The present invention relates to centrifugal pumps in general, and more particularly to improvements in means for reducing or eliminating the effects of cavitation in part-load region of operation of centrifugal pumps. Still more particularly, the invention relates to improvements in means for reducing or eliminating cavitation in centrifugal pumps of the type wherein the shaft which drives the impeller or impellers extends through the fluid-admitting inlet of the pump.

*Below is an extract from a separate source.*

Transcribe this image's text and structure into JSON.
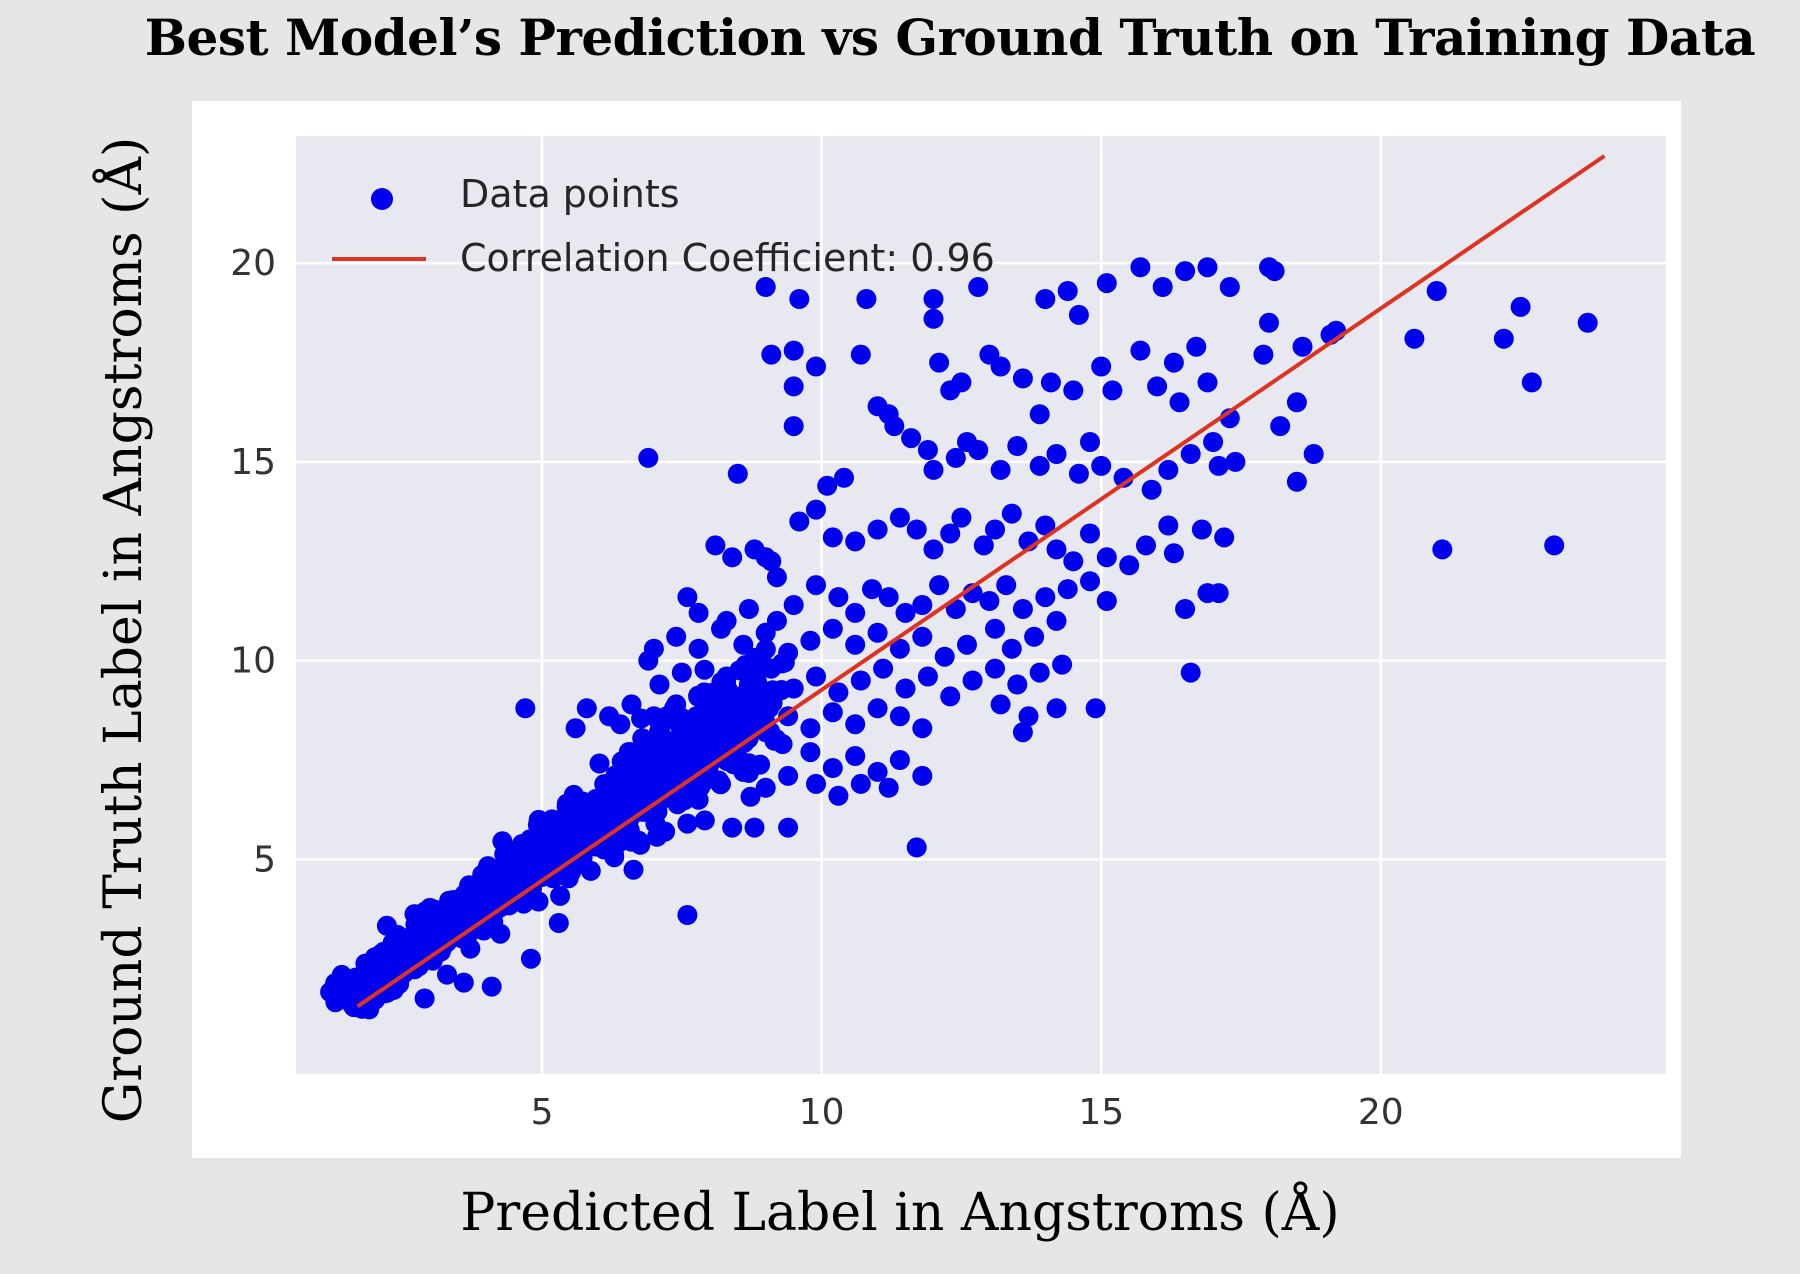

In a conventional centrifugal pump which is to operate within a wide range of capacities, and wherein the optimum rate of inflow of fluid takes place at the design duty point, the parts undergo extensive wear owing to cavitation whenever the pump is operated in part-load region. The undesirable effects of cavitation are more pronounced in larger centrifugal pumps, and the wear owing to cavitation increases with increasing rotational speed. Attempts to reduce the wear which is attributable to cavitation include limiting the interval of operation in the part-load region, utilizing highly wear-resistant materials for those parts which are most likely to be affected by cavitation and/or providing inserts which are installed in regions where the effects of cavitation are most likely to induce rapid wear or destruction and to provide for replacement of such inserts at regular intervals or when the need arises.
The reasons for pronounced cavitation during operation in the part-load region are manifold. They include the following: When the rate of flow (capacity) is less than 60-70 percent of the flow rate at the design duty point, a ring-shaped eddy develops in the outer zone of the intake of the impeller (such eddy is known as part load eddy). The flow of fluid which forms the eddy is in a direction away from the impeller and counter to the direction of inflowing fluid. The intensity of the eddy increases in response to decreasing rate of flow into the impeller, i.e., the eddy constricts the inlet at a rate which increases with decreasing capacity. The annular stream of inflowing fluid, whose outer radius decreases with decreasing rate of flow, enters the pump at the same speed as when the operating point matches the design duty point; however, the relative speed of fluid in the hub region of the impeller is lower.
The just discussed phenomenon entails a reduction of the NPSH (net positive suction head) for incipient cavitation (NPSH.sub.i) when the pump is operated in the part-load region, i.e., when the operating point is such as to permit for development of part load eddies. The formation of a part load eddy is affected by the presence of ribs, elbows or other structural elements at the inlet, and such influence upon the eddy results in an increase (rather than a decrease) of NPSH.sub.i to a multiple of the anticipated value. Thus, damage owing to cavitation is very pronounced especially since (and as already pointed out above) the optimum rate of fluid flow takes place only at the design duty point.